At the time, the White Australia policy was still very much in effect.
“I was conspicuously aware of my blackness, and I found myself in a psychological hole,” Kamahl remembered.
“In company, occasionally, you would shake hands and people would wipe their hands thinking I had dirtied them.”
As his university studies floundered, immigration authorities attempted to deport him, but singing helped save him.
As a boy, Kamahl had never coveted a career on stage, but he enjoyed singing to himself and attempted to imitate Nat King Cole and Paul Robeson.
“I wasn’t taught to sing the way I do.
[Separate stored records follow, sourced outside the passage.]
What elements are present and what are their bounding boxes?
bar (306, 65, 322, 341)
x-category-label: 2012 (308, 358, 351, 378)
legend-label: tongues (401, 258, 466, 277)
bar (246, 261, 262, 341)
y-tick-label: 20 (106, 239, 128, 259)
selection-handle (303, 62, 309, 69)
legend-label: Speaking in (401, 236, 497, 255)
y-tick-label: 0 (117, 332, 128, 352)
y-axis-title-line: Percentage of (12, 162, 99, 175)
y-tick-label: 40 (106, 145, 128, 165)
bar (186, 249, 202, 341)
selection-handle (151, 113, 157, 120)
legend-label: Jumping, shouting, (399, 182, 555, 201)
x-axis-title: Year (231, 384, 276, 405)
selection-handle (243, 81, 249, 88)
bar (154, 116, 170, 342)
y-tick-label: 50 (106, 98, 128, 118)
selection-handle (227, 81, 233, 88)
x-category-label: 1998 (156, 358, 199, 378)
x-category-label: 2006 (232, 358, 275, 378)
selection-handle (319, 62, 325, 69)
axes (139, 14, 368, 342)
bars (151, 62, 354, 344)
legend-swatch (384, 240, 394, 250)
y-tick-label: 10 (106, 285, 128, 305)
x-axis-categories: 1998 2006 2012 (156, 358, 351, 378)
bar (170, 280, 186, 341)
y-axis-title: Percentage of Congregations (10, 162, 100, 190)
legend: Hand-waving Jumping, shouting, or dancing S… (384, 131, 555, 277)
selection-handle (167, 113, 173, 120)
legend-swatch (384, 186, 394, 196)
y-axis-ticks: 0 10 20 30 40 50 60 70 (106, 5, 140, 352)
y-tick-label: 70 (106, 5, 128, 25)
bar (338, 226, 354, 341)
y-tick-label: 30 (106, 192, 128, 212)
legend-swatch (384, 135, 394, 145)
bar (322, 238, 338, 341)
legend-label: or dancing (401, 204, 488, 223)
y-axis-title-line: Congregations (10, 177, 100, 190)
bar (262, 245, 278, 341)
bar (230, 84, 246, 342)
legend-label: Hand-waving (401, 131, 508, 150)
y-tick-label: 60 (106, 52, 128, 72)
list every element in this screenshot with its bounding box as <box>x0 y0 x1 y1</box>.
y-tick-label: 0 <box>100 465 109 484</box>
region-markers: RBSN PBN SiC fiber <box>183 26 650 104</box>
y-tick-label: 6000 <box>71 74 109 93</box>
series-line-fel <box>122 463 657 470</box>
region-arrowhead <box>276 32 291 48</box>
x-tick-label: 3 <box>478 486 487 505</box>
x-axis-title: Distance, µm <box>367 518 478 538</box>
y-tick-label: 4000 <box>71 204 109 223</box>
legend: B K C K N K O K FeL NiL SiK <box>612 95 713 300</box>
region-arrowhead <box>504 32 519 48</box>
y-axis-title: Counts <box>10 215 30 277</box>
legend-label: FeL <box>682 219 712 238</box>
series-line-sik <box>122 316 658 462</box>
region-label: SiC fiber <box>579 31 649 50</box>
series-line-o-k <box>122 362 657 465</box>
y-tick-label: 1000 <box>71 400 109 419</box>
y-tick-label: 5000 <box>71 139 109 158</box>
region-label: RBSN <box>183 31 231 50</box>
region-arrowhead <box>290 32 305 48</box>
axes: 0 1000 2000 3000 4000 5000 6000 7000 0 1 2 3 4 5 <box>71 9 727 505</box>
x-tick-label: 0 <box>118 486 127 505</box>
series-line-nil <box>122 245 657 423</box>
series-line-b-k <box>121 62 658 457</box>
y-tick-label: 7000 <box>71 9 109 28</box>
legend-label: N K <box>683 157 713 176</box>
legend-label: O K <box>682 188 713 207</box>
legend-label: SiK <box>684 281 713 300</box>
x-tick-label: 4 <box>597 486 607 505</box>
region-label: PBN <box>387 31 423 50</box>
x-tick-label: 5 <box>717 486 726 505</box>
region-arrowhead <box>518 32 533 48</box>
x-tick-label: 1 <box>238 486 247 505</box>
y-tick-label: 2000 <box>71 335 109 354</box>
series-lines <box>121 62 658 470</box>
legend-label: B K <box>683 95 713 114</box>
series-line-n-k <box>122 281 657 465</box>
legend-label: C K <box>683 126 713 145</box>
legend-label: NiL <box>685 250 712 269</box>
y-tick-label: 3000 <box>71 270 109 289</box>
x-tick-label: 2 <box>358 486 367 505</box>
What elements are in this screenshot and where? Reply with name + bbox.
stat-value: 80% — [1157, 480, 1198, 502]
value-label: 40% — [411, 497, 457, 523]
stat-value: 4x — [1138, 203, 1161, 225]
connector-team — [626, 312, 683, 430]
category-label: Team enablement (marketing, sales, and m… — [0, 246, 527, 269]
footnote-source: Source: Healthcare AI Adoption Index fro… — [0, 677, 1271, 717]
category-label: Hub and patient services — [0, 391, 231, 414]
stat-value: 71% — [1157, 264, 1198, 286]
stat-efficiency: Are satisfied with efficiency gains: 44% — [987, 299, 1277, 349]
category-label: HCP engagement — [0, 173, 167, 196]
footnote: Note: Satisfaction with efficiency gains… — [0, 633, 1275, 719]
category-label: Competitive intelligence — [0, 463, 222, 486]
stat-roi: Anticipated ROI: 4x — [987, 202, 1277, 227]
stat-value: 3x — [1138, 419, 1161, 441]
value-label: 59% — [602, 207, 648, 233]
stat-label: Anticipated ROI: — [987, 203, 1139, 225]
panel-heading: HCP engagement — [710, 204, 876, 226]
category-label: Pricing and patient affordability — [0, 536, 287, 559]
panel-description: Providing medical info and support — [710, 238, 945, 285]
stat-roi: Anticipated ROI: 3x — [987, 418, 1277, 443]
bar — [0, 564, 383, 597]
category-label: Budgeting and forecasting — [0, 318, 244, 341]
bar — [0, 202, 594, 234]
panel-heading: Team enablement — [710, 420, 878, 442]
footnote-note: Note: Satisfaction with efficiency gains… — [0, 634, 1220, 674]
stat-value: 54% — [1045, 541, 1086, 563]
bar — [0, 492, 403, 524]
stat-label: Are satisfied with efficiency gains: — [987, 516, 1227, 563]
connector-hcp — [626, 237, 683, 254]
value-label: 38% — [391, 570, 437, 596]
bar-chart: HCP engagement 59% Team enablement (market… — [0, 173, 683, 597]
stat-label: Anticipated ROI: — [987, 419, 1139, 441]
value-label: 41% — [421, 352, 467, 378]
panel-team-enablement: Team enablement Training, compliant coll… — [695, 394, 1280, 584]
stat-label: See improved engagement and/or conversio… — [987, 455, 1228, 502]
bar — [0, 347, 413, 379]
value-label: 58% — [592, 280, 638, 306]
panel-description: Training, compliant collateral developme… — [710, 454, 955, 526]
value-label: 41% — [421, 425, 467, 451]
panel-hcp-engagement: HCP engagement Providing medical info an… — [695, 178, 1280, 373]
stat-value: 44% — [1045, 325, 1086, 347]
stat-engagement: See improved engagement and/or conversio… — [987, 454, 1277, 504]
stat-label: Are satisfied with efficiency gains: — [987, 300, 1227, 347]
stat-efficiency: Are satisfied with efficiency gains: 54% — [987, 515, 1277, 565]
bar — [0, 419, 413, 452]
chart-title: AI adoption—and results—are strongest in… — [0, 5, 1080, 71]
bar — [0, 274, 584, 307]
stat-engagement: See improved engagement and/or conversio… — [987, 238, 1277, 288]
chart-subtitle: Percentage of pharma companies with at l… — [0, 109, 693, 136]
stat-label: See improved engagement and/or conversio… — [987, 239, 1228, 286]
It was trial and error,” he said.
Kamahl started to perform at clubs around Adelaide and, gradually, he started to get noticed.
After securing the support of some powerful benefactors, he was able to keep the immigration authorities at bay.
A little later, in the late 1950s, he met a young Rupert Murdoch, who was sufficiently impressed to arrange for Kamahl’s first performance on television.
“He bought the television station [Channel 9], I did the very first show in October 1959. Fortunately, the critics were very generous to me,” Kamahl said.
A few years later, with Kamahl’s star on the rise, the Murdochs invited him to Sydney, sending him a plane ticket and organising a six-week season at one of Sydney’s most upmarket hotels.
“On the final Saturday, I went to say goodbye and thank them profusely for their irrational generosity,” he said.
“Rupert said ‘where do you think you’re going?’ and I said ‘I’m going back to Adelaide’ and he said ‘no you’re not’.
“I said ‘where will I stay?’ and he said ‘stay with us’, so for the next two-and-a half-years I stayed with them at Darling Point.”
A privileged friendship yielding laughs and tears
Kamahl’s meeting with Bradman on Melbourne Cup day in 1988 came about not as a result of their shared passion for cricket, but because of their mutual love of music.
Bradman himself was a very talented piano player who wrote a song called Every Day is a Rainbow Day for Me, which was recorded in 1930.
Before their catch up, Kamahl had written to Bradman and sent him a copy of his single What Is Australia to Me? which referenced “the style of Donald Bradman”.
The letter elicited a reply from the Don, who said the recording would “be a cherished possession as long as I am spared”.
Over the next 13 years of Bradman’s life, the two continued to catch up and exchange gifts.
“I would see him or have dinner with him and Lady Bradman, Jessie, two or three times a year,” he said.
“He had a boy scout sense of humour.
“We had a lot of laughs and there were a few tears.”
Their correspondence stretches to about 80 letters, which contain discussions about music, but also personal details about Bradman’s devastation following his wife’s death from cancer.
Kamahl is unsure of what will eventually become of the letters, but is contemplating selling them and donating the money to the charity Variety.
Seven years after Bradman’s own death in 2001, songwriter Greg Champion wrote a song for Kamahl called I Was a Mate of Don Bradman.
“Bradman would be turning in his grave if he knew I called him ‘mate’,” Kamahl joked.
“To have that kind of friendship with someone extraordinary was a privilege.”